Сердце болезненно дрогнуло у него в груди. «Это было… что-то новое», — подумал Калеб. Смех и осознание собственной власти над ним в ее глазах. Нежность, ощущавшаяся в ее прикосновениях.
— Мэгги…
Я люблю тебя.
Неужели он произнес это вслух?
— Ш-ш. Идем наверх.
Она повела его вверх по лестнице и дальше по коридору в свою комнату. Оба задыхались, спотыкались, на ходу расстегивали пуговицы, изо всех сил стараясь не шуметь. Ее руки ласкали его тело. Его язык оказался у нее во рту. Он прижал ее спиной к стене…
Дверь в комнату родителей… Надо же, прошло почти двадцать пять лет с тех пор, как мать бросила их, а он до сих пор думал об этой комнате как о спальне своих родителей! Как бы там ни было, но дверь распахнулась настежь и в дверном проеме, покачиваясь, возник отец.
Калеб развернулся, отодвигая Мэгги себе за спину и закрывая ее своим телом.
Впрочем, в этом не было никакой необходимости. Барт даже не взглянул на нее, стоявшую с выбившейся блузкой и губами, распухшими от поцелуев.
Вперив немигающий взгляд в Калеба, он прорычал:
— Она все равно не останется. Она бросит тебя так же, как бросила меня твоя сука-мать.
Шатаясь, он поплелся мимо них в ванную. Щелкнул замок. На унитаз упало сиденье. А потом из-за закрытой двери донеслись безошибочные шипящие звуки — он справлял нужду.
Калеб стиснул зубы.
— Совсем как в школе, — с горечью прошептал он.
Мэгги погладила по его напрягшейся спине. Нежно поцеловала между лопаток.
— Пойдем в постель.
Он так хотел этого. Хотел закрыть глаза и хотя бы ненадолго забыться в ней. А может быть, навсегда.
— Мне еще надо кое-что сделать.
— Да. — Она потянула его за собой. — Со мной.

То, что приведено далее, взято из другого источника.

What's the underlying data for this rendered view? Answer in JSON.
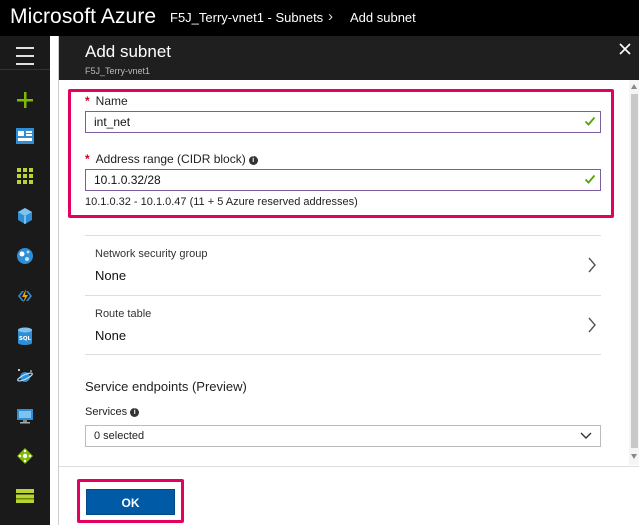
{
  "topbar": {
    "brand": "Microsoft Azure",
    "breadcrumb": [
      "F5J_Terry-vnet1 - Subnets",
      "Add subnet"
    ]
  },
  "leftnav": {
    "items": [
      {
        "name": "hamburger-menu-icon"
      },
      {
        "name": "create-resource-plus-icon",
        "color": "#7fba00"
      },
      {
        "name": "dashboard-icon",
        "color": "#2f8ed6"
      },
      {
        "name": "all-resources-grid-icon",
        "color": "#b8d432"
      },
      {
        "name": "resource-groups-cube-icon",
        "color": "#2f8ed6"
      },
      {
        "name": "app-services-globe-icon",
        "color": "#2f8ed6"
      },
      {
        "name": "function-apps-lightning-icon",
        "color": "#e9a310"
      },
      {
        "name": "sql-databases-icon",
        "color": "#2f8ed6"
      },
      {
        "name": "cosmos-db-planet-icon",
        "color": "#2f8ed6"
      },
      {
        "name": "virtual-machines-monitor-icon",
        "color": "#2f8ed6"
      },
      {
        "name": "load-balancers-icon",
        "color": "#7fba00"
      },
      {
        "name": "storage-accounts-icon",
        "color": "#b8d432"
      }
    ]
  },
  "blade": {
    "title": "Add subnet",
    "subtitle": "F5J_Terry-vnet1"
  },
  "form": {
    "name_label": "Name",
    "name_value": "int_net",
    "range_label": "Address range (CIDR block)",
    "range_value": "10.1.0.32/28",
    "range_hint": "10.1.0.32 - 10.1.0.47 (11 + 5 Azure reserved addresses)",
    "required_marker": "*",
    "info_glyph": "i"
  },
  "rows": {
    "nsg": {
      "title": "Network security group",
      "value": "None"
    },
    "route": {
      "title": "Route table",
      "value": "None"
    }
  },
  "endpoints": {
    "section_title": "Service endpoints (Preview)",
    "services_label": "Services",
    "services_selected": "0 selected"
  },
  "footer": {
    "ok_label": "OK"
  },
  "colors": {
    "highlight": "#e3005f",
    "ok_button": "#005aa6",
    "valid_check": "#57a300"
  }
}
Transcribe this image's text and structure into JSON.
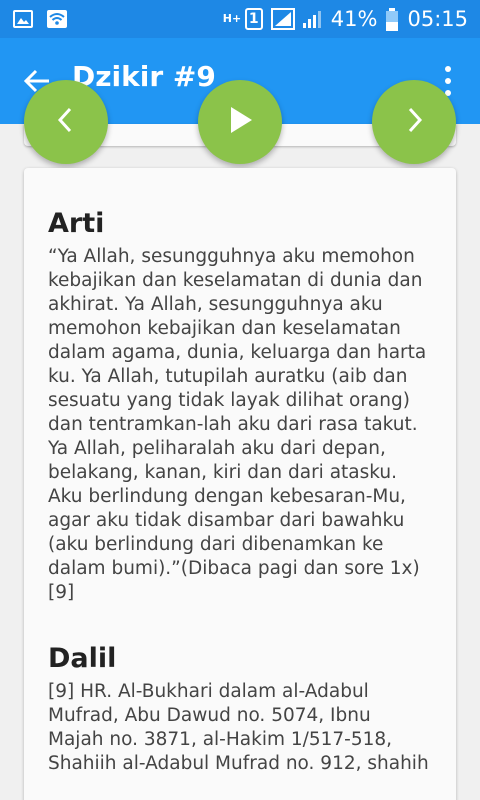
{
  "status_bar": {
    "battery": "41%",
    "time": "05:15",
    "sim": "1",
    "network_type": "H+"
  },
  "app_bar": {
    "title": "Dzikir #9"
  },
  "colors": {
    "status_bar": "#1e88e5",
    "app_bar": "#2196f3",
    "fab": "#8bc34a"
  },
  "controls": {
    "prev_icon": "chevron-left-icon",
    "play_icon": "play-icon",
    "next_icon": "chevron-right-icon"
  },
  "content": {
    "arti_title": "Arti",
    "arti_text": "“Ya Allah, sesungguhnya aku memohon kebajikan dan keselamatan di dunia dan akhirat. Ya Allah, sesungguhnya aku memohon kebajikan dan keselamatan dalam agama, dunia, keluarga dan harta ku. Ya Allah, tutupilah auratku (aib dan sesuatu yang tidak layak dilihat orang) dan tentramkan-lah aku dari rasa takut. Ya Allah, peliharalah aku dari depan, belakang, kanan, kiri dan dari atasku. Aku berlindung dengan kebesaran-Mu, agar aku tidak disambar dari bawahku (aku berlindung dari dibenamkan ke dalam bumi).”(Dibaca pagi dan sore 1x) [9]",
    "dalil_title": "Dalil",
    "dalil_text": "[9] HR. Al-Bukhari dalam al-Adabul Mufrad, Abu Dawud no. 5074, Ibnu Majah no. 3871, al-Hakim 1/517-518, Shahiih al-Adabul Mufrad no. 912, shahih"
  }
}
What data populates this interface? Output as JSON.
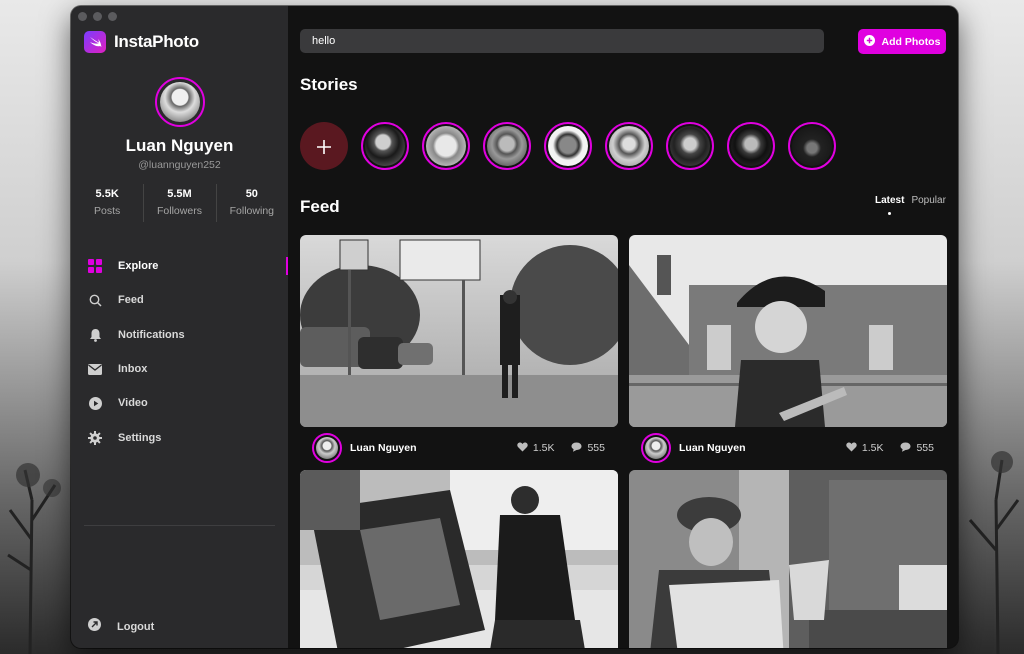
{
  "app": {
    "name": "InstaPhoto"
  },
  "profile": {
    "name": "Luan Nguyen",
    "handle": "@luannguyen252",
    "stats": [
      {
        "value": "5.5K",
        "label": "Posts"
      },
      {
        "value": "5.5M",
        "label": "Followers"
      },
      {
        "value": "50",
        "label": "Following"
      }
    ]
  },
  "nav": {
    "items": [
      {
        "label": "Explore",
        "icon": "grid-icon",
        "active": true
      },
      {
        "label": "Feed",
        "icon": "search-icon"
      },
      {
        "label": "Notifications",
        "icon": "bell-icon"
      },
      {
        "label": "Inbox",
        "icon": "mail-icon"
      },
      {
        "label": "Video",
        "icon": "play-icon"
      },
      {
        "label": "Settings",
        "icon": "gear-icon"
      }
    ],
    "logout_label": "Logout"
  },
  "search": {
    "value": "hello"
  },
  "add_photos_label": "Add Photos",
  "stories": {
    "title": "Stories"
  },
  "feed": {
    "title": "Feed",
    "tabs": [
      {
        "label": "Latest",
        "active": true
      },
      {
        "label": "Popular"
      }
    ],
    "posts": [
      {
        "user": "Luan Nguyen",
        "likes": "1.5K",
        "comments": "555"
      },
      {
        "user": "Luan Nguyen",
        "likes": "1.5K",
        "comments": "555"
      },
      {
        "user": "",
        "likes": "",
        "comments": ""
      },
      {
        "user": "",
        "likes": "",
        "comments": ""
      }
    ]
  },
  "colors": {
    "accent": "#e000e0",
    "sidebar": "#2a2a2c",
    "background": "#121212",
    "story_add": "#5a1820"
  }
}
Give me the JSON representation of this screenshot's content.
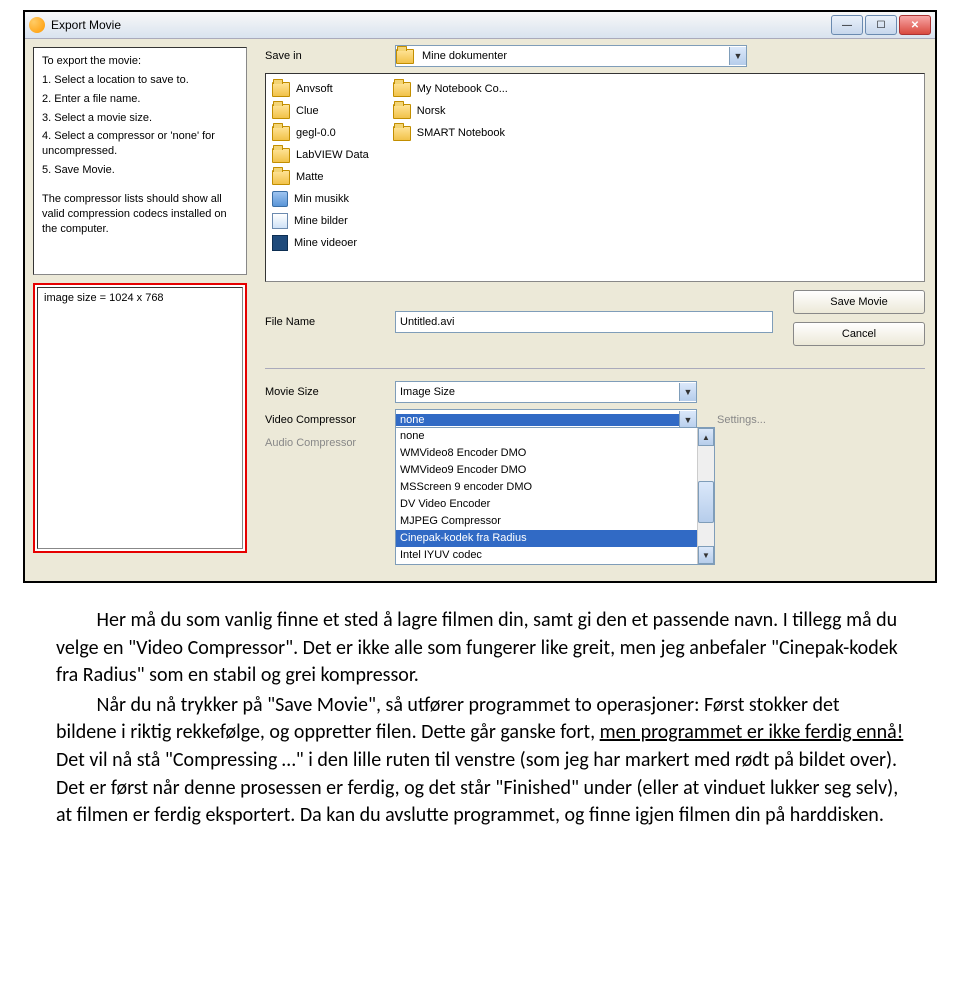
{
  "window": {
    "title": "Export Movie"
  },
  "instructions": {
    "heading": "To export the movie:",
    "steps": [
      "1. Select a location to save to.",
      "2. Enter a file name.",
      "3. Select a movie size.",
      "4. Select a compressor or 'none' for uncompressed.",
      "5. Save Movie."
    ],
    "note": "The compressor lists should show all valid compression codecs installed on the computer."
  },
  "status_box": "image size = 1024 x 768",
  "save_in": {
    "label": "Save in",
    "value": "Mine dokumenter"
  },
  "browser": {
    "col1": [
      {
        "name": "Anvsoft",
        "icon": "folder"
      },
      {
        "name": "Clue",
        "icon": "folder"
      },
      {
        "name": "gegl-0.0",
        "icon": "folder"
      },
      {
        "name": "LabVIEW Data",
        "icon": "folder"
      },
      {
        "name": "Matte",
        "icon": "folder"
      },
      {
        "name": "Min musikk",
        "icon": "note"
      },
      {
        "name": "Mine bilder",
        "icon": "pic"
      },
      {
        "name": "Mine videoer",
        "icon": "vid"
      }
    ],
    "col2": [
      {
        "name": "My Notebook Co...",
        "icon": "folder"
      },
      {
        "name": "Norsk",
        "icon": "folder"
      },
      {
        "name": "SMART Notebook",
        "icon": "folder"
      }
    ]
  },
  "file_name": {
    "label": "File Name",
    "value": "Untitled.avi"
  },
  "buttons": {
    "save": "Save Movie",
    "cancel": "Cancel"
  },
  "movie_size": {
    "label": "Movie Size",
    "value": "Image Size"
  },
  "video_compressor": {
    "label": "Video Compressor",
    "value": "none",
    "settings": "Settings...",
    "options": [
      "none",
      "WMVideo8 Encoder DMO",
      "WMVideo9 Encoder DMO",
      "MSScreen 9 encoder DMO",
      "DV Video Encoder",
      "MJPEG Compressor",
      "Cinepak-kodek fra Radius",
      "Intel IYUV codec"
    ],
    "selected_index": 6
  },
  "audio_compressor": {
    "label": "Audio Compressor"
  },
  "article": {
    "p1a": "Her må du som vanlig finne et sted å lagre filmen din, samt gi den et passende navn. I tillegg må du velge en \"Video Compressor\". Det er ikke alle som fungerer like greit, men jeg anbefaler \"Cinepak-kodek fra Radius\" som en stabil og grei kompressor.",
    "p2a": "Når du nå trykker på \"Save Movie\", så utfører programmet to operasjoner: Først stokker det bildene i riktig rekkefølge, og oppretter filen. Dette går ganske fort, ",
    "p2u": "men programmet er ikke ferdig ennå!",
    "p2b": " Det vil nå stå \"Compressing …\" i den lille ruten til venstre (som jeg har markert med rødt på bildet over). Det er først når denne prosessen er ferdig, og det står \"Finished\" under (eller at vinduet lukker seg selv), at filmen er ferdig eksportert. Da kan du avslutte programmet, og finne igjen filmen din på harddisken."
  }
}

Он удивленно рассмеялся. Как она могла хотеть его после того, чему только что стала свидетелем? Зная, кто он такой и откуда взялся?
Но она хотела его.
Маргред привстала на цыпочки и поцеловала его. Сначала в уголок глаза, потом в уголок губ, потом скользнула губами по шее. Она целовала его туда, куда раньше даже и не думала прикоснуться губами.
Сердце его переполняла любовь.
— Мэгги…
— Ш-ш…
Она втолкнула его в голую коричневую комнату, где прошло его детство. Краешком сознания он отметил произошедшие перемены: на стуле висела яркая юбка, на узкой кровати громоздились мягкие подушки. Комната даже пахла ею, пахла женщиной, пахла Мэгги, пахла шампунем и лосьоном, и под всеми этими ароматами ощущался глубокий, но безошибочный запах моря. Он жадно вдыхал, подобно смертельно больному пациенту, выписанному из больницы, или человеку, только что вернувшемуся из пустыни.
Ее прикосновения обнимали его, подобно дождю, ласковому, теплому и целительному. Он умирал от желания, в голове у него все смешалось, перед глазами все плыло, как песок во время бури в пустыне, и его израненная душа истосковалась по ней. Она оживляла его, дарила ему себя, и губы ее были мягкими, сочными и покорными. Вот ее руки крепко прижали его, скользнули ему под рубашку, пробежались по груди, пробуждая его к жизни.